The Writer of ‘Superman & Lois’ Explains Why Steel Speaks Kryptonian


The Writer of ‘Superman & Lois’ Explains Why Steel Speaks Kryptonian

In episode 7, fans of Superman and Lois were treated to a few memorable moments. Steel, the classic DC character, was presented in the CW program, and he spoke to Kal-El in his own tongue.

Fans of Superman rarely see him or his allies/enemies interact in a language other than English. But, according to Jai Jamison, writer of Superman & Lois, there’s a reason Steel speaks Kryptonian.

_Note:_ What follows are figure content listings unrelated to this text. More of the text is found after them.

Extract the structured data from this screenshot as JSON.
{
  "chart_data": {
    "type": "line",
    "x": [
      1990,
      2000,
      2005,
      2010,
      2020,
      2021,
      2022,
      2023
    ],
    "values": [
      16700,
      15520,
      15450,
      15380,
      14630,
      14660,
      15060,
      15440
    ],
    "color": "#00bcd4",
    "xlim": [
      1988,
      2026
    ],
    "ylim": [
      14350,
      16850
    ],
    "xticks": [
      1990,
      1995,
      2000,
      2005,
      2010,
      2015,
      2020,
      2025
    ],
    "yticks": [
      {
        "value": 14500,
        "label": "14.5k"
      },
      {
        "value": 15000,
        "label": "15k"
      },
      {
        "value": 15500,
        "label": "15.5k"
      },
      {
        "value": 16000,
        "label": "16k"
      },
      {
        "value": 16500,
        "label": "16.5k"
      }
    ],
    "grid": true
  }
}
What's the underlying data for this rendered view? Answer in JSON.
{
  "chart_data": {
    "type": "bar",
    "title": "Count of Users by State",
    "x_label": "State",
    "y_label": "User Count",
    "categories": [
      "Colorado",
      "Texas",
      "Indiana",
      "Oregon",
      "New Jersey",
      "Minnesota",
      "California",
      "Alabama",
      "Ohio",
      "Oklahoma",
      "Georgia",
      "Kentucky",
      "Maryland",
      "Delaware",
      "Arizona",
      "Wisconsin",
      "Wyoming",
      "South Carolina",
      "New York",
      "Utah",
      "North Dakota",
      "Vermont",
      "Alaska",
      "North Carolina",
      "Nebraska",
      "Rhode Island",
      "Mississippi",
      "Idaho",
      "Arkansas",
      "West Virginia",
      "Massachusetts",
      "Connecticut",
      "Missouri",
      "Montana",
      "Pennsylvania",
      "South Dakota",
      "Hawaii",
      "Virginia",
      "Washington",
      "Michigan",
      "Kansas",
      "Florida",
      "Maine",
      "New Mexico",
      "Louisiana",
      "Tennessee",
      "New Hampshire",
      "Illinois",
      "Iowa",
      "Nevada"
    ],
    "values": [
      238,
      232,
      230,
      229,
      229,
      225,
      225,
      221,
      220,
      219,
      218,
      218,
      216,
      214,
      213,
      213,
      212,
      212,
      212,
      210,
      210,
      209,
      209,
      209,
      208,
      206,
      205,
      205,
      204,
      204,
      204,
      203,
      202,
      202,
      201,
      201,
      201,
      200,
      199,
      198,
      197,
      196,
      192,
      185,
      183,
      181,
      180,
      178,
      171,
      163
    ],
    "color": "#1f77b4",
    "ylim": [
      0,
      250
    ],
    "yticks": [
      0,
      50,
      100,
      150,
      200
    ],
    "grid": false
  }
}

On ‘Superman & Lois,’ John Henry Irons threatens Clark in Kryptonian.

Captain Luthor (Wolé Parks), called Steel, was revealed as John Henry Irons, aka Steel, in Superman & Lois episode 7, “Man of Steel.” Superman (Tyler Hoechlin) is lured into a meeting by the parallel Earth engineer-turned-superhero, who says he’s trying to save the world by eliminating a menace.

“I suppose you know, Kal-El,” Irons says in Kryptonian when Clark asks who the threat is.

Irons seeks to kill Clark by using sun flare lights to weaken him. Jordan (Alexander Garfin) and Jon (Jordan Elsass) are lucky enough to arrive just in time to save their father. And just as Clark is about to strike back at Irons in rage, Lois (Bitsie Tulloch) appears and intervenes.

The episode from last night… #SupermanAndLois #SupermanAndLois

May 26, 2021 — Superman & Lois (@cwsupermanlois)

Jordan’s Growing Powers in ‘Superman & Lois’: Fan Theory

Steel speaks Kryptonian for a reason, according to writer Jai Jamison of ‘Superman & Lois.’

It was a pleasant surprise to hear Irons speak Kryptonian. The line wasn’t introduced as a joke, according to Superman & Lois writer Jai Jamison.

Irons’ backstory was addressed by the writer in an interview with TV Line. He also mentioned that he picked up the language after his planet was overtaken by Kryptonians.

Jamison admitted, “I pitch speaking in Kryptonian a lot.” “The idea was that the Kryptonians took over John’s earth, so he learned their language in the way that a lot of people in Prague know Russian because of the occupation during the Soviet Union. It’s a similar idea… This is a condensed version of the narrative. I hope you found it entertaining.